In recent weeks, Arm, Intel, and Nvidia have rolled out new platforms aimed at addressing the growing AI power demands, including the pressure to do more of the model training and inferencing at the edge, where the data is increasingly being generated and stored. Arm this month unveiled the Ethos-U85 neural processing unit (NPU), promising four times the performance and 20 percent better power efficiency than its predecessor.
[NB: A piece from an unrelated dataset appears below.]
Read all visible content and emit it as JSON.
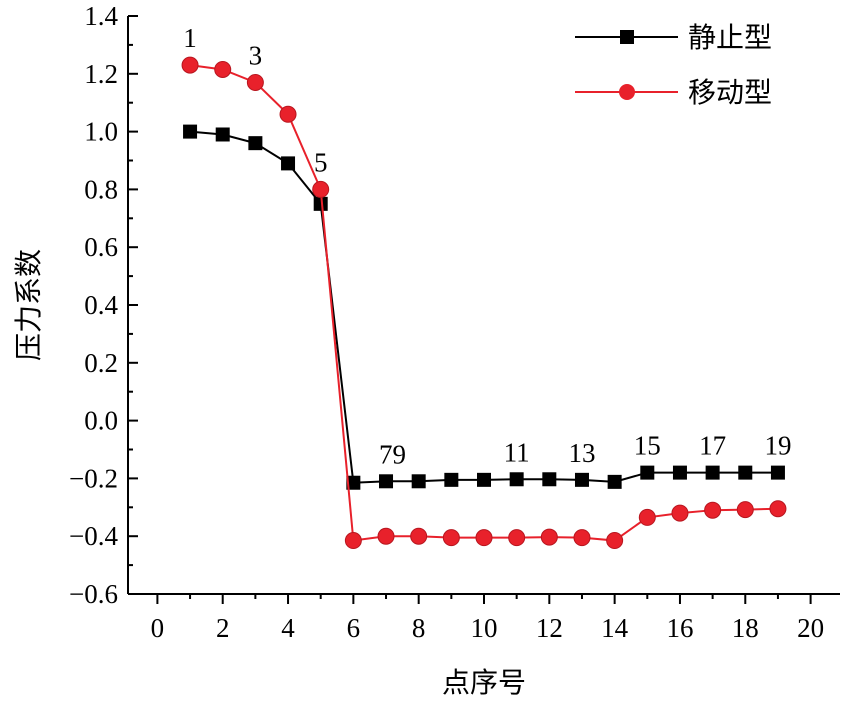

The same day, Intel unveiled its Gaudi 3 AI accelerator and Xeon 6 CPUs, with CEO Pat Gelsinger arguing that the chips’ capabilities and the vendor’s open-systems approach will drive AI workloads Intel’s way. Haas is not so sure, saying that “it might be hard for Intel and AMD to do their thing because they’re just building the standard products and the big idea of plugging in an Nvidia H100 accelerator connecting into an Intel or AMD CPU.”
The need for greater datacenter efficiency also is fueling the trend toward custom chips, Haas says, noting that most are being built with Arm’s Neoverse architecture. Those include Amazon’s Graviton processors, Google Cloud’s Axion, Microsoft Azure’s Cobalt, and Oracle Cloud’s Ampere, all of which not only drive better performance and efficiency but also the integration needed for AI workloads.
“Now you can essentially build an AI custom implementation for the datacenter and configure it almost in any fashion you want to get a huge level of performance out of it,” he says. “That is the opportunity for us going forward, these custom chips.”
He points to Nvidia’s AI-focused Grace Blackwell GB200 accelerators, which were introduced last month and include two Nvidia B200 Tensor Core GPUs connected to an Arm-based Grace CPU by a 900 GB/s NVLink interconnect.
“To some extent, Grace-Blackwell is a custom chip, because their previous H1 100s basically plugged into a rack and spoked to an X86 processor,” Haas says. “Now Grace-Blackwell is highly integrated into something that uses Arm. Arm is going to be central to much of this because the level of integration that Arm enables and the fact that you can do customization that will really allow for the most efficient type of workloads to be optimized. I’ll use Grace-Blackwell as an example. In that architecture, by using a CPU and GPU over NVLink, you start to address some of the key issues around memory bandwidth, because ultimately, these giant models need huge, huge amounts of access to memory to be able to run inference.”
He says system-level design optimizations made possible by Arm’s architecture helps reduce power consumption by 25X and improve performance-per-GPU by 30X over the H100 GPUs in LLMs. Such customization will be necessary in the AI era, where the pace of innovation and adoption is only accelerating.
“To some extent, one of the challenges that we have in the industry in general is that while these foundation models are getting smarter, smarter, smarter, and the pace of innovation is really fast, to build new chips takes a certain amount of time, to build new datacenters takes a certain amount of time, to build new power distribution capability takes a lot of time,” Haas says. “Ensuring that you are able to design chips with as much flexibility as possible, that’s pretty huge. But it is happening. It is happening at an incredible pace.”